Dokumentarfilm über Flüchtlinge in Berlin: "Kontrollen sind der Alltag"

Der Film "I broke my future" begleitet afrikanische Flüchtlinge, die illegal in Berlin arbeiten. Die Dreharbeiten waren schwierig, berichtet Regisseurin Carla Gunnesch.

Szene aus dem Film "I broke my future" Bild: ueber morgen; CARDO Film

taz: Frau Gunnesch, war Ihnen die Asylproblematik vor dem Film bewusst?

Voller Hoffnung machen sich jedes Jahr tausende Afrikaner auf die Flucht nach Europa. Doch das vermeintliche Paradies zeigt schon bald nach der Ankunft seine Schattenseiten. Der Dokumentarfilm "I broke my future" erzählt von vier gestrandeten Flüchtlingen in Berlin. Die Regisseurin Carla Gunnesch begleitet die jungen Männer in ihrem Alltag zwischen Illegalität, drohender Abschiebung und Hoffnung auf eine bessere Zukunft. Die vier Afrikaner berichten von ihrer Angst, entdeckt zu werden, der Enttäuschung über Deutschland und ihrer einzigen Chance, hier frei leben zu können - der Scheinehe. Der Film läuft ab Donnerstag in den Kinos an.

Carla Gunnesch: Die Tragweite des Problems war mir nicht bekannt. Ich wusste, dass die Flüchtlinge in den Asylbewerberheimen bleiben müssen. Nicht aber, dass 80 Prozent ebendieser Heime leer stehen und wie schwierig es ist, den Alltag als Asylbewerber in Deutschland zu bewältigen.

Wie entstand dann die Idee zu dem Film?

Der Auslöser war eine Reportage über afrikanische Flüchtlinge, die ich gelesen hatte. Interessant war für mich, Flüchtlinge zu zeigen, die bereits in Deutschland leben. Viele ihrer Erwartungen wurden enttäuscht. Sie dachten, Europa ist das Paradies.

Und das ist es nicht.

Im Gegenteil. Selbst während der Dreharbeiten ist einer der Protagonisten ins Gefängnis gekommen. Im Nachhinein berichtete er, ihm wurden Schnürsenkel, Gürtel und die Gummis aus den Unterhosen abgenommen, damit er sich nicht umbringen könne. Es ist Alltag für Flüchtlinge, in Straßenkontrollen und ins Gefängnis zu kommen oder auch Geldstrafen zu zahlen.

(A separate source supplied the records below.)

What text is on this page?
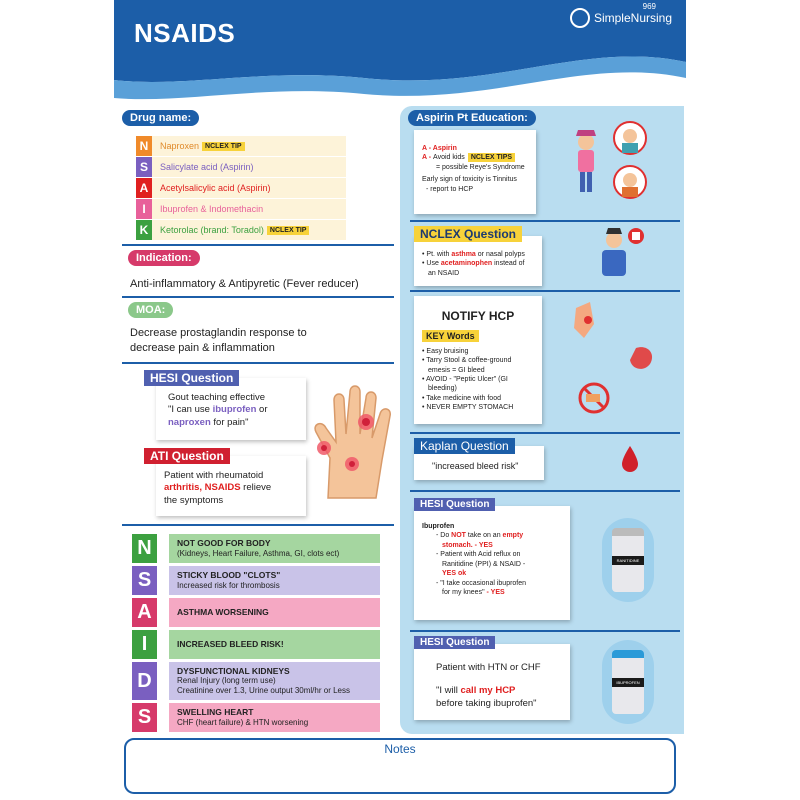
NSAIDS	SimpleNursing
969
Drug name:
N	Naproxen NCLEX TIP
S	Salicylate acid (Aspirin)
A	Acetylsalicylic acid (Aspirin)
I	Ibuprofen & Indomethacin
K	Ketorolac (brand: Toradol) NCLEX TIP
Indication:
Anti-inflammatory & Antipyretic (Fever reducer)
MOA:
Decrease prostaglandin response to
decrease pain & inflammation
Gout teaching effective
"I can use ibuprofen or
naproxen for pain"
HESI Question
Patient with rheumatoid
arthritis, NSAIDS relieve
the symptoms
ATI Question
N	NOT GOOD FOR BODY
(Kidneys, Heart Failure, Asthma, GI, clots ect)
S	STICKY BLOOD "CLOTS"
Increased risk for thrombosis
A	ASTHMA WORSENING
I	INCREASED BLEED RISK!
D	DYSFUNCTIONAL KIDNEYS
Renal Injury (long term use)
Creatinine over 1.3, Urine output 30ml/hr or Less
S	SWELLING HEART
CHF (heart failure) & HTN worsening
Aspirin Pt Education:
A - Aspirin
A - Avoid kids NCLEX TIPS
= possible Reye's Syndrome
Early sign of toxicity is Tinnitus
- report to HCP
• Pt. with asthma or nasal polyps
• Use acetaminophen instead of
an NSAID
NCLEX Question
NOTIFY HCP
KEY Words
• Easy bruising
• Tarry Stool & coffee-ground
emesis = GI bleed
• AVOID - "Peptic Ulcer" (GI
bleeding)
• Take medicine with food
• NEVER EMPTY STOMACH
"increased bleed risk"
Kaplan Question
Ibuprofen
- Do NOT take on an empty
stomach. - YES
- Patient with Acid reflux on
Ranitidine (PPI) & NSAID -
YES ok
- "I take occasional ibuprofen
for my knees" - YES
HESI Question
RANITIDINE
Patient with HTN or CHF
"I will call my HCP
before taking ibuprofen"
HESI Question
IBUPROFEN
Notes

Die Schwierigkeiten der Illegalität sind ständig präsent?

Man trifft unweigerlich auf sie. Allein der Aufenthalt in Berlins Innenstadt ist für sie illegal und ihre Arbeit auch. Es ist vorgekommen, dass sie während der Dreharbeiten plötzlich weggerannt sind oder sich versteckt haben. Allein aufgrund ihrer Hautfarbe sind sie leichter zu erkennen.

Wie haben Sie die Protagonisten denn gefunden?

Über eine Freundin kannte ich bereits einen Flüchtling in Berlin. Durch ihn kamen die anderen drei hinzu hinzu. Einer platzte zum Beispiel ständig in unserer Dreharbeiten, um uns Essen und Trinken zu bringen. Irgendwann habe ich ihn angesprochen, ob er mitmachen möchte.

Waren die Protagonisten nicht skeptisch?

Doch. Einer fragte mich sogar, warum ich den Film überhaupt mache. Er glaubt, dass sich keiner für die Asylproblematik interessiert. Schließlich seien es unsere Gesetze.

War es schwer, die Protagonisten für den Film zu werben?

Teilweise schon. Das Umfeld war sehr negativ eingestimmt. Viele waren extrem skeptisch; es war nicht leicht, sich in diesem Umfeld zu bewegen. Der Film basiert auf persönlichem Vertrauen.

Glauben Sie, die deutsche Asylpolitik forciert die Illegalität?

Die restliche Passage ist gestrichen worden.